The average garment worker in a country like Bangladesh might earn the equivalent of 33 U.S. cents per hour and struggle to pay bills even working 60 hours a week. Many worked much more than that — putting in almost triple the legal amount of overtime. An investigation of the brand UNIQLO revealed that working conditions were shockingly terrible, having caused fatal accidents from electrocution and explosions due to cotton dust.

It’s no secret that most of the world’s labour is done by developing countries, like Bangladesh, China, and Mexico, in large part due to the lack of labour laws or designated minimum wage. According to the 2020 Fashion Transparency Index, “Only 5 [fast fashion] brands (2%) publish a time-bound, measurable roadmap or strategy for how they will achieve a living wage for all workers across their supply chains.” Similarly, only 5 brands release data about how much they pay their workers.

But for such horrendous truths to be revealed only when an investigation is conducted is simply unethical and wrong. Do we as consumers not deserve to learn about where our clothes come from?


This is part of the reason fast fashion tends to be so cheap - the cost of labour isn’t being paid by you, but by the labourers themselves. Because garment workers in developing countries are underpaid, a t-shirt can be priced at $15, a historical low for any kind of garment. In fact, this is the first time in history that clothing is this cheap and being produced in this volume. All at the cost of the lay workers in Dhaka, or Shenzhen, or Aguascalientes.


In 2018, it was revealed that luxury brand Burberry had US$37 million worth of unsold products doused in flames. That’s a lot of waste. Even used clothing isn’t free of this: the average American throws away 81 pounds of clothing each year into landfills.

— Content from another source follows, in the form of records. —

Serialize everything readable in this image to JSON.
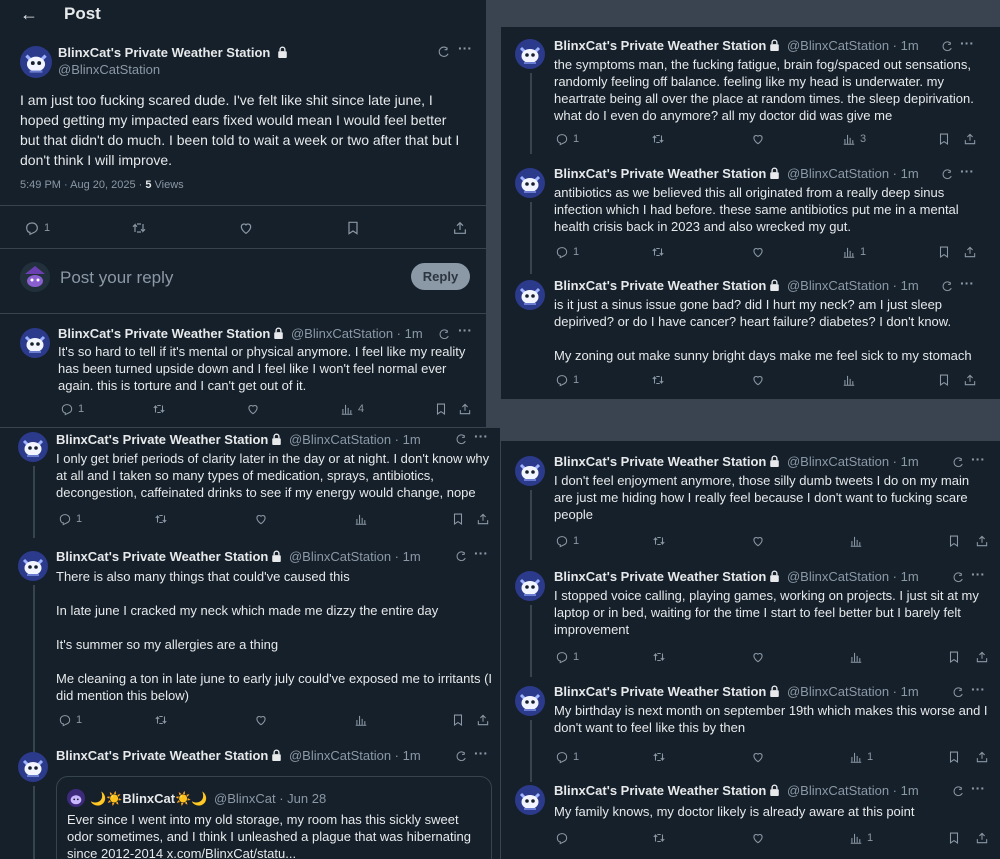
{
  "header": {
    "back_label": "←",
    "title": "Post"
  },
  "author": {
    "name": "BlinxCat's Private Weather Station",
    "handle": "@BlinxCatStation",
    "time": "1m"
  },
  "main_post": {
    "text": "I am just too fucking scared dude. I've felt like shit since late june, I hoped getting my impacted ears fixed would mean I would feel better but that didn't do much. I been told to wait a week or two after that but I don't think I will improve.",
    "timestamp": "5:49 PM · Aug 20, 2025 · ",
    "views_count": "5",
    "views_label": " Views",
    "replies": "1"
  },
  "reply_box": {
    "placeholder": "Post your reply",
    "button": "Reply"
  },
  "left_posts": [
    {
      "lines": [
        "It's so hard to tell if it's mental or physical anymore. I feel like my reality has been turned upside down and I feel like I won't feel normal ever again. this is torture and I can't get out of it."
      ],
      "replies": "1",
      "views": "4"
    },
    {
      "lines": [
        "I only get brief periods of clarity later in the day or at night. I don't know why at all and I taken so many types of medication, sprays, antibiotics, decongestion, caffeinated drinks to see if my energy would change, nope"
      ],
      "replies": "1",
      "views": ""
    },
    {
      "lines": [
        "There is also many things that could've caused this",
        "In late june I cracked my neck which made me dizzy the entire day",
        "It's summer so my allergies are a thing",
        "Me cleaning a ton in late june to early july could've exposed me to irritants (I did mention this below)"
      ],
      "replies": "1",
      "views": ""
    }
  ],
  "quote": {
    "name": "🌙☀️BlinxCat☀️🌙",
    "handle": "@BlinxCat · Jun 28",
    "text": "Ever since I went into my old storage, my room has this sickly sweet odor sometimes, and I think I unleashed a plague that was hibernating since 2012-2014 x.com/BlinxCat/statu..."
  },
  "right_posts": [
    {
      "lines": [
        "the symptoms man, the fucking fatigue, brain fog/spaced out sensations, randomly feeling off balance. feeling like my head is underwater. my heartrate being all over the place at random times. the sleep depirivation. what do I even do anymore? all my doctor did was give me"
      ],
      "replies": "1",
      "views": "3"
    },
    {
      "lines": [
        "antibiotics as we believed this all originated from a really deep sinus infection which I had before. these same antibiotics put me in a mental health crisis back in 2023 and also wrecked my gut."
      ],
      "replies": "1",
      "views": "1"
    },
    {
      "lines": [
        "is it just a sinus issue gone bad? did I hurt my neck? am I just sleep depirived? or do I have cancer? heart failure? diabetes? I don't know.",
        "My zoning out make sunny bright days make me feel sick to my stomach"
      ],
      "replies": "1",
      "views": ""
    },
    {
      "lines": [
        "I don't feel enjoyment anymore, those silly dumb tweets I do on my main are just me hiding how I really feel because I don't want to fucking scare people"
      ],
      "replies": "1",
      "views": ""
    },
    {
      "lines": [
        "I stopped voice calling, playing games, working on projects. I just sit at my laptop or in bed, waiting for the time I start to feel better but I barely felt improvement"
      ],
      "replies": "1",
      "views": ""
    },
    {
      "lines": [
        "My birthday is next month on september 19th which makes this worse and I don't want to feel like this by then"
      ],
      "replies": "1",
      "views": "1"
    },
    {
      "lines": [
        "My family knows, my doctor likely is already aware at this point"
      ],
      "replies": "",
      "views": "1"
    }
  ],
  "colors": {
    "bg": "#15202b",
    "text": "#e7e9ea",
    "muted": "#8b98a5",
    "border": "#38444d",
    "gap": "#3a4451"
  }
}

As consumers purchase more and more clothing, textile waste ends up in landfills faster. The volume of fabric waste has doubled in the last 20 years and is likely to triple if we don't make a change.

It also doesn’t help that the fashion industry uses 79 billion cubic metres of freshwater annually — that’s approximately 2/3s the size of the Dead Sea. Water is used for fabric production, dyeing, finishing, and washing clothes.

So the oceans are dying, fast fashion is evil, and the world is on fire. What else is new? Well, given that wool, a major part of the clothes we wear comes from sheep, the fast fashion industry needs a lot of grazing space. This can often lead to overgrazing, which ends up eroding the soil or even causing the land to degrade. Wood-based fabrics (like rayon and viscose) contribute to deforestation more directly, as rainforests are felled to make space for the plants which will make these fabrics.


Luckily, there’s a possibility for change.

A Forbes article described how consumers are now shifting to slow fashion instead. Slow fashion, of course, being pieces that are more eco-friendly and designed to last longer. The article also reported that half of fast fashion brands have reported a decrease in sales as people look to find more sustainable prices instead.

So there you have it! The rise, and possible fall of the fast fashion kingdom. Of course, getting rid of fast fashion, poor working conditions, and the environmental hazards that come with it entirely is just wishful thinking. But, as any good fairytale will tell you — where there is a will, there is a way.

Some parting thoughts: be more sustainable, and support more transparent brands. People are becoming more aware of the brands they buy from. And so, together, maybe we can strive towards a (hopefully!) slower, and steadier future in fashion.